There’s an extraordinary level of pathos with the character of Dren, which necessitates a tip of the hat to Delphine Chaneac, who plays the creature. While the Academy will ignore her, she deserves a best acting nod for how she emotes through make-up, digital effects and an inability to talk as her character.
The sardonic humor that comes from “Splice” results from the movie being a non-stop chain of events that could be stopped at any time but isn’t due to the lack of brainpower, foresight and willpower of the characters. The mantra of the movie is “What’s the worst that can happen,” and we see the worst happen at every turn. It’s not a warm and fuzzy film by any stretch of the imagination, but it is fascinating to watch.
WHAT I DIDN’T LIKE
This is not a complaint about the film itself, as I find very few parts that could be improved (aside from the overdose of coolness that is heaped upon Adrien Brody in his role). Rather, this story goes hand-in-hand with my sadness that audiences never found this film. It is a story indicative of how the deck seemed to be stacked against “Splice” from the start.
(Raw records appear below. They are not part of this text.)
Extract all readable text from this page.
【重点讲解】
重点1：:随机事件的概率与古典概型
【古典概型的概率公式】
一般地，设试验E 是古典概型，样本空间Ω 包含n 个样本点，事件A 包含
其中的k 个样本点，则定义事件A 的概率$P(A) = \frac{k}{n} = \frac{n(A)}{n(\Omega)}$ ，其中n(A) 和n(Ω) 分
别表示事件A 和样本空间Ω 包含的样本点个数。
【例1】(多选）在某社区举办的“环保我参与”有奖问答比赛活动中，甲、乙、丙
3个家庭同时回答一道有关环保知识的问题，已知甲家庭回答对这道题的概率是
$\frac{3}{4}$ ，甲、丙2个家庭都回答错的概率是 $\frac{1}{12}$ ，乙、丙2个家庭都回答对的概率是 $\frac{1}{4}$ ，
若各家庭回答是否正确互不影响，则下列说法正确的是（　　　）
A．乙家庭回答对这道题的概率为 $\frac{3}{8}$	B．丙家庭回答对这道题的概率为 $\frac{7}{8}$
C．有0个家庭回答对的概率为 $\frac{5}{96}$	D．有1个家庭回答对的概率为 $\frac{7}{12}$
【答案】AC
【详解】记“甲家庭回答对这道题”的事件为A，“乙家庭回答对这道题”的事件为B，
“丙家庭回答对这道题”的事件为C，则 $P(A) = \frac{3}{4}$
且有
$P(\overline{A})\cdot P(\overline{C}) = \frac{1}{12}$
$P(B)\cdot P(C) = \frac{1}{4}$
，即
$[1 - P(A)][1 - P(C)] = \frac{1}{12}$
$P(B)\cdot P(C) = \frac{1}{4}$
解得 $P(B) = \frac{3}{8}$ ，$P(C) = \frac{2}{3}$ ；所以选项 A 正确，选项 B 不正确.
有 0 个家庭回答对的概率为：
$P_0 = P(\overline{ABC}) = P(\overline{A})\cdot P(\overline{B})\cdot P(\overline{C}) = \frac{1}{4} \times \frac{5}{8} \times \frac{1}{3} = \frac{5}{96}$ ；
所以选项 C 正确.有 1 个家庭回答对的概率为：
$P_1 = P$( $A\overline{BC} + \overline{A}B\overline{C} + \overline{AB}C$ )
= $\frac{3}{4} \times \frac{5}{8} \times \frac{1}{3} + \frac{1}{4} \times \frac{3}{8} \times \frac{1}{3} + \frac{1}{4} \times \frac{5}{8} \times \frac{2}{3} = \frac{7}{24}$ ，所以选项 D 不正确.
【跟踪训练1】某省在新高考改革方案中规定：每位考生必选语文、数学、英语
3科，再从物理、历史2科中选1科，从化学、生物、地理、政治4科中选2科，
When I saw this film in the press screening, there was a massive lightning storm in my city. About 15 minutes before the film ended – in arguably the best part of the movie – the electrical storm knocked out the power in my theater. The manager tried to get things running on emergency power, even if it was just to show the final reel of the movie to the press, but the gods were not smiling upon us. The audience was left with the film ending right after the “apology” scene. (If you’ve seen the movie, you know what I’m talking about.)
Later that week, after I caught a Thursday night midnight show of “Marmaduke” with my kids, I snuck into the midnight screening of “Splice” to see the last ten minutes or so. For as freaked out as the press screening audience was at the point the power went out, they missed out on the real insanity of what happens next. This is one of the most disturbed endings to a film you’ll see in a long while.
So, it seems that Mother Nature herself was against people seeing “Splice.” And that kinda makes you think, doesn’t it?
Unfortunately, the features on the Blu-ray don’t quite live up to the awesomeness of the movie. All you get is a 30 minute behind-the-scene look at the production in the featurette “A Director’s Playground: Vincenzo Natali on the Set of Splice.”
WHO’S GOING TO LIKE THIS MOVIE
Anyone who likes a chilling, freaky and shocking monster movie.